Researchers are already using this technology to understand why patients respond differently to cancer immunotherapies.
For instance, in 2016 scientists from the University Medical Center (The Netherlands) studied the response of breast cancer patients to Kadcyla treatment (trastuzumab emtansine, Drug Bank accession number DB05773). This drug, a conjugate between an anti-cancer monoclonal antibody and the cytotoxic drug DM1, binds to the tumor protein HER2.
Using radioactive labeling, researchers found that tumors didn’t uptake the drug in at least 29% of the patients. This explained why the treatment was failing in some cases.
The team is confident that studying the reasons for this behavior could help clinicians make more informed decisions on anti-cancer treatments and also aid researchers in designing better drugs.
Alternatives to increase the efficiency of current immunoPET technologies
Traditionally, immunoPET was designed to be used with monoclonal antibodies and short-lived radioactive isotopes. These primary molecules are stable, robust and have long half-lives in our organism. However, they can also take up to a week to reach their target and be cleared out from the body.
Thus, the patient needs to be exposed to radiation during the time it takes the conjugate to reach its intended target.
A strategy to reduce the exposure to radiation relies on a two-step approach.
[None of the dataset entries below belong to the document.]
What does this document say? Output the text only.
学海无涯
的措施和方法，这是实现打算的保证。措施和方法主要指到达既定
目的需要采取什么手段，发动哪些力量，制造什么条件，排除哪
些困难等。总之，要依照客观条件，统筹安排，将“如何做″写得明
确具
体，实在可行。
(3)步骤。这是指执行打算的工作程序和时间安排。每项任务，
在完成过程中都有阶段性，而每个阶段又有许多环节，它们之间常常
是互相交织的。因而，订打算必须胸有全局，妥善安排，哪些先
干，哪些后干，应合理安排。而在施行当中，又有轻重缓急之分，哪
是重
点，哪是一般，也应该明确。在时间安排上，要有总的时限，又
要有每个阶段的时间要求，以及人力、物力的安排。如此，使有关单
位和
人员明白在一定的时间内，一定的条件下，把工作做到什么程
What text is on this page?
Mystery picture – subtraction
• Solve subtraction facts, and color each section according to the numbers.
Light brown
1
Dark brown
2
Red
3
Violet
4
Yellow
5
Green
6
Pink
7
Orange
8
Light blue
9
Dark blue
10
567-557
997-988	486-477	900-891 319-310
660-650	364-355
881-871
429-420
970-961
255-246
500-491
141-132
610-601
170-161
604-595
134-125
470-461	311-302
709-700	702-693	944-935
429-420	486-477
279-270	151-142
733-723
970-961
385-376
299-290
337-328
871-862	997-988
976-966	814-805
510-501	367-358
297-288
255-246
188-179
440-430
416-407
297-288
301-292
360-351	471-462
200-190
Instead of putting the radioactive label in the antibody, researchers suggest injecting the unlabeled antibody, waiting one week for the unbound molecule to clear the organism, and then injecting a smaller radiolabeled probe.
This approach, commonly known as pre-targeted imaging, relies on the use of bispecific antibodies with the ability to bind two different targets: the antigen and the radiolabeled probe (also called a hapten).
Successful pre-targeting strategies commonly use peptide-based or chelate-based haptens. Some of these approaches showed promising results during preclinical trials. However, to date, none of these molecules was granted approval for clinical use.
Despite decreasing the exposure, this strategy fails to reduce the one-week timeframe imposed by the conventional immunoPET analysis. That timeframe may be acceptable during preclinical or clinical studies, however, for patients facing the risk of metastatic cancer, early detection could prolong or even save their lives.
A solution to this problem involved the use of smaller molecules, such as nanobodies or antibody fragments, instead of monoclonal antibodies. Nanobodies present an interesting solution due to their small size, stability, high affinity, and good solubility. However, as several preclinical studies pointed out, these proteins often clear too quickly from our organism to be suitable agents for PET-based applications.
To circumvent this problem, many researchers suggest coupling nanobodies with polyethylene glycol (PEG), albumin or Fc fragments. Nevertheless, to date, we lack solid evidence regarding the effectiveness of these approaches in mitigating the inherent limitation of nanobodies and reducing the timeframe of immunoPET imaging.
Primary antibody production needs to be tailored to the specific constraints and requirements of every application. For instance, for medical imaging, these antibodies need to show reduced antigenicity and, at the same time, a slow clearance from the organism.
Medical imaging, based on immunoPET has shown promising results with application to diagnostics and clinical research. However, to this date, none of these diagnostic and monitoring tools has been granted approval for clinical use.